I think you're mixing up ideas. The best thing here is to know the foundations, and it then "implicit FEM" will be a trivial idea (which is why there won't be a book specifically about that).
Finite Element Methods are a form of spatial discretization where you use some kind of structured or unstructured mesh to re-write the problem as a system of equations using something like a Galarkan approximation. The common way is to take a basis of triangles and use that to get an equation at each node.
Time-Independent
If the problem was time-independent and linear, this will result in a linear system:
$$ Au = b$$
where $u$ is the vector of the values at each node of the triangle. You solve this linear system with any method for linear system, like direct solvers or indirect solvers. If this was a time-dependent problem that was nonlinear, then you have a system of implicit equations at each node like:
$$ Au = f(u)$$
or more generally (if you let $F(u)= Au -f(u)$ in the above example),
$$F(u)=0 $$
that you have to solve for some function $f$ (or $F$) for some vector $u$ which is the value at the nodes of the triangles. This you have to solve with a root finder method like Newton's method.
Time-Dependent
If you had started with a time-dependent problem, that at every node of the triangle you get an ordinary differential equation, i.e. instead of the above you have:
$$ u_t = f(u) $$
where $u_t = \frac{du}{dt}$ is useful shorthand. This is known as a system of ordinary differential equations because how everything changes in time can be inter-related. At this point, you have to make another choice: how do you discretize in time? Those give you either explicit timestepping methods, or implicit timestepping methods. They each have their pros/cons.

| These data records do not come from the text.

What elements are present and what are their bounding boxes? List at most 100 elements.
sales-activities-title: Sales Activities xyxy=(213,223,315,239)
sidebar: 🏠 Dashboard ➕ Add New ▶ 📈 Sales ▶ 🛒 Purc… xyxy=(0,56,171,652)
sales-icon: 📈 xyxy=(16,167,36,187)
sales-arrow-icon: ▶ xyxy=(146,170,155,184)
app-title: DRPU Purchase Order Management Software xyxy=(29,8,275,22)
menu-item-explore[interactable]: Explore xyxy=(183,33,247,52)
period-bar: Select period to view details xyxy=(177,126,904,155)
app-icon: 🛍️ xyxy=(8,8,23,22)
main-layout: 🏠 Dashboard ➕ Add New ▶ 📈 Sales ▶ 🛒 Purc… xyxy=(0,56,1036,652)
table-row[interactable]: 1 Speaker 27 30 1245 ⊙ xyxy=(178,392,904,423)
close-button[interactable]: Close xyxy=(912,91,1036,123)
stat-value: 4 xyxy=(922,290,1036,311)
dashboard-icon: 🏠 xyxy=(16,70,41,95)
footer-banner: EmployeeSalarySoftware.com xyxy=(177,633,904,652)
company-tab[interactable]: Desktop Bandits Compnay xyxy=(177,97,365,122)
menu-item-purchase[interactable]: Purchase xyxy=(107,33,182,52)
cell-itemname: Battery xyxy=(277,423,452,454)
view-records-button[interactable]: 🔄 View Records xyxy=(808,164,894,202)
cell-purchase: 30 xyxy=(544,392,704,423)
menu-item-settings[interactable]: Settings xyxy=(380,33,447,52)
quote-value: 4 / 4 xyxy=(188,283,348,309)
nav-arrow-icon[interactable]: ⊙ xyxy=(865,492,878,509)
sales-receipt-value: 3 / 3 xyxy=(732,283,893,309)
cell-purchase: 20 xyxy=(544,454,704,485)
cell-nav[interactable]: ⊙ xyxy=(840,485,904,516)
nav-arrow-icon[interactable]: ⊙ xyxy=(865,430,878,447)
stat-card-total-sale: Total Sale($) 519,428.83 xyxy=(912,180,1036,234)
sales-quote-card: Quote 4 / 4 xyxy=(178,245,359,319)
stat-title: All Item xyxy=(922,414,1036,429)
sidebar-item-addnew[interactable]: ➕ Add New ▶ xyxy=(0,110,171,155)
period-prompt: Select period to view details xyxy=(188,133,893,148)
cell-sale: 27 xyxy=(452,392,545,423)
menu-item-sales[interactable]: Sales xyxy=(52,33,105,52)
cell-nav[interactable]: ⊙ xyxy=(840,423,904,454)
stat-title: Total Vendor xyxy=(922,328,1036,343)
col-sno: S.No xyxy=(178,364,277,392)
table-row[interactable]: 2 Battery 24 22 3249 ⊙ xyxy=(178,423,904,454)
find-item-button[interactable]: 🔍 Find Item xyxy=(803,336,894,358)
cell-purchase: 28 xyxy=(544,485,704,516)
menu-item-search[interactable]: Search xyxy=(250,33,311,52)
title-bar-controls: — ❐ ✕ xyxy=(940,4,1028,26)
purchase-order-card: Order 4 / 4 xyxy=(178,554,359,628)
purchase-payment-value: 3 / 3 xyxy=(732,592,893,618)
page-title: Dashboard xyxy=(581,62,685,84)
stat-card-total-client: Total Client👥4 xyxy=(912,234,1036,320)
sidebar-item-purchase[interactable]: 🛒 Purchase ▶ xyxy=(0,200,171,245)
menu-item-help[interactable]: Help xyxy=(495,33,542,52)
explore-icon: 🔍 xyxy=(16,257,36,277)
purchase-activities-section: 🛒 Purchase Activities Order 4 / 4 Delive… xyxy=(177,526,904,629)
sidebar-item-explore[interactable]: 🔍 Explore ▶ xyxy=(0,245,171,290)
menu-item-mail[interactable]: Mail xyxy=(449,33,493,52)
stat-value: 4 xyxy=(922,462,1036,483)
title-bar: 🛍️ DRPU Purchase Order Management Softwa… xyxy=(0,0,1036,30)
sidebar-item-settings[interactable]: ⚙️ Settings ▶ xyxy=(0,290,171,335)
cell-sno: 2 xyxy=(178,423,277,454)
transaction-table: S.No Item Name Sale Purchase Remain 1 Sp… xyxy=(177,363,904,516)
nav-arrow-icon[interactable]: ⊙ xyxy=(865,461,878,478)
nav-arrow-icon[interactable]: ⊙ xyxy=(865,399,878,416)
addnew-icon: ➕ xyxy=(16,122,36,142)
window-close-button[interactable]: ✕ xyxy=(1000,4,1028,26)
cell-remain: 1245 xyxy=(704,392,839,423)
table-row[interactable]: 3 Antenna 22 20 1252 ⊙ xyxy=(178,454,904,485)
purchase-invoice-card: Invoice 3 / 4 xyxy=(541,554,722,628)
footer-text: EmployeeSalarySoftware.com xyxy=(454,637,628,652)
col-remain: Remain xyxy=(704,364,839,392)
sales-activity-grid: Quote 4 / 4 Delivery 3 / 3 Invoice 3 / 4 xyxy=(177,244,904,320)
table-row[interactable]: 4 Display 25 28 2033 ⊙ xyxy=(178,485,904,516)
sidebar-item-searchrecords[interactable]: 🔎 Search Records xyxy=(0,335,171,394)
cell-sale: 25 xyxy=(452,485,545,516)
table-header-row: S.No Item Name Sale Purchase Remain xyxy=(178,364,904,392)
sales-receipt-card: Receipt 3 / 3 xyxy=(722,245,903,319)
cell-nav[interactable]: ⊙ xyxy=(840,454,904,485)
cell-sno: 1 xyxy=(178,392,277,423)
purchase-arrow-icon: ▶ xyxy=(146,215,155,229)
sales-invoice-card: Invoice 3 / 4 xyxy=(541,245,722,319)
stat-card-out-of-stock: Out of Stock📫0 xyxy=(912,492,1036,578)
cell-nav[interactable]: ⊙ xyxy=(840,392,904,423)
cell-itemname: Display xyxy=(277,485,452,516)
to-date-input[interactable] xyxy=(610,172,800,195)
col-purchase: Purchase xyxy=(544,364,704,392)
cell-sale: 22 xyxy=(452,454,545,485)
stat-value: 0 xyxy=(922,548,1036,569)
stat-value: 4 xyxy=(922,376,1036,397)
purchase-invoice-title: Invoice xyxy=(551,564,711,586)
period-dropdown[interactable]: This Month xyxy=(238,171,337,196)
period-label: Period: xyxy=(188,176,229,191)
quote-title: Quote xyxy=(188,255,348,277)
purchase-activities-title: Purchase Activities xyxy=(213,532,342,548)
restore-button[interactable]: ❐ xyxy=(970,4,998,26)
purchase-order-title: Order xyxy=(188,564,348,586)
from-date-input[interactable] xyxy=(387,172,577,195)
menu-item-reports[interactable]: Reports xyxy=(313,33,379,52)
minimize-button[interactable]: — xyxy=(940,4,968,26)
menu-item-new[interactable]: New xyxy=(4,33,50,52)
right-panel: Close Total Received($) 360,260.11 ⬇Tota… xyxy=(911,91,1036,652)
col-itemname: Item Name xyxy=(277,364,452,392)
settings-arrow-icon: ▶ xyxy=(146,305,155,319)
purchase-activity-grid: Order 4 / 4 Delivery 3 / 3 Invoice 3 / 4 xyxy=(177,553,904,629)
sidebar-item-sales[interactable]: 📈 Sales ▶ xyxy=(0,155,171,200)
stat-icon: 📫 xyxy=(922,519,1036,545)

The explicit timestepping methods are like Euler's method. For example, that would be doing
$$ u_{n+1} = u_{n} + \Delta t f(u_{n}) $$
to go from time $t_n = t_0 + n\Delta t$ to $t_{n+1}$. This is simply saying "change $u$ by how much $F(u)$ is now", almost a direct translation of what the ODE says. This is the simplest approximation and can work in certain cases. However, if your problem is "stiff" (that's tough to define succinctly, I will just say "different parts of the problem move at different speeds"), this will fail to be "stable". Therefore you will use an implicit timestepping method. For example, this could be the Implicit Euler method:
$$ u_{n+1} = u_n + \Delta t f(u_{n+1}) $$
This is saying that the best guess for how $u$ changes in the time interval is to use $u_{n+1}$ (since the ODE itself doesn't have "timesteps" and takes place with infinitely small steps, they are essentially equivalent in the original formulation, but cause a difference in the approximation for non-infinitesimal $\Delta t$). In a reference on numerical ODEs, it will go into detail on how this will be "more stable. However, this is an implicit equation since $u_{n+1}$ is inside the function $F$, and so we can't just isolate the $u_{n+1}$ on the left hand side of the equation and get a solution for it in terms of $u_n$. Indeed, this is another way of getting an implicit equation since if you let
$$F(u_{n+1})=u_{n+1} - u_n - \Delta t f(u_{n+1})$$
then you'll notice that at each timestep we have to solve
$$ F(u_{n+1}) = 0 $$
(Note that at time $n$ we already know $u_n$ so it's a constant, which is why the only variable is $u_{n+1}$).
Conclusion
As you can see, time dependent or time independent, the problem boils down to solving $F(x)=0$ which is an implicit equation. If you had a time-dependent problem, you have to solve this at each timestep, whereas time-independent problems solve this once. But as you can see, it can arise for very different reasons. However, because all of these problems (and many more) boil down to solving such a simple equation $F(x)=0$, there has been a lot of research into methods for solving this problem. These "root finding" methods (or more generally, this falls under optimization) include Newton, Broyden, trust region, etc. methods, are their own course of study.
That should help you find the right reference. Either the knowledge you're missing is in FEM discretizations, methods for numerical ODEs, or in the root finding methods ("Newton methods") used to solve the resulting equation.